LVAD-associated stroke significantly impacts patient’s quality of life, candidacy for heart transplantation, and their survival. Depending on the severity of the stroke and location of the stroke (involvement of eloquent neuroanatomical structures), the neurological deficits from stroke can often lead to a significant disability and poor quality of life. More importantly, stroke often compromises a patient’s candidacy for heart transplant for those with bridge to transplantation.
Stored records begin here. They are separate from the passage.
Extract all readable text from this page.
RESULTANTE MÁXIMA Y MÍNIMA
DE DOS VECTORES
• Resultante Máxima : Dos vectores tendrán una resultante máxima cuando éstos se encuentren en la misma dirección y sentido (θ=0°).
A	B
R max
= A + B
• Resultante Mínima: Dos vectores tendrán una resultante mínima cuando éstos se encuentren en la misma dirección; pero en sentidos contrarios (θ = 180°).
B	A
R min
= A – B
Stroke leads to a lower probability of receiving a heart transplant compared to those without (15.6% vs. 33.3%) and negatively impact on survival in LVAD patients.⁴⁰ Both IS and HS increase the in-hospital mortality by 4 and 18-fold, respectively, based on a US population study and is an independent predictor for subsequent in-hospital mortality (HR=6.1).^115,116 Survival at one year is also much lower in patients with a stroke (43.7%) compared to those without a stroke (80%).⁴⁰ IS that occurred after discharge was an independent predictor of mortality⁷⁸, while periprocedural HS and HS after discharge were both independent predictors of mortality.⁷⁸

Cognition and Cognitive Decline.

Advanced heart failure is associated with chronic decreased cerebral perfusion and has been associated with subsequent cognitive impairment.¹¹⁷ Pre-LVAD cognitive performance is predictive of LVAD-associated stroke as well as mortality after LVAD implantation.¹¹⁸ Importantly, LVAD implantation in patients with advancement heart failure was associated with an improvement in cognitive function. In one study, 56 patients underwent cognitive screening as part of LVAD candidacy evaluation and again after LVAD implantation.¹¹⁹ Patients undergoing cognitive screening before and after LVAD implantation demonstrated increases in Montreal Cognitive Assessment (MOCA) scores from 23.6 to 25.1 with significant improvements in visuospatial, executive, and delayed recall domains. Additionally, the Beck Depression Inventory improved significantly from 12.8 pre-LVAD (indicative of mild mood disturbance) to 6.64 at 8 months post-LVAD (within normal range). In an analysis of patients with HVAD and HMII, 80% of patients had stable or improved neurocognitive function at 6, 12, and 24 months after LVAD implantation.⁴ In the same study, when patients had cognitive decline, male sex, stroke, and HVAD (vs. HMII) were risk factors⁴, highlighting the importance of stroke prevention and device selection.

Conclusions

Despite significant improvements in LVAD design/technology and an increased recognition of device-associated complications over the past decade, neurological complications of LVAD remain a leading cause of morbidity and mortality and stroke is a major outcome in LVAD clinical trials. While neurological complications in LVAD patients are increasingly recognized, sparse evidence and clinical guidelines exist on optimal strategy for stroke prevention and management. Future research to further elucidate the underlying mechanisms of neurological complications is necessary in order to develop better prevention and management strategies.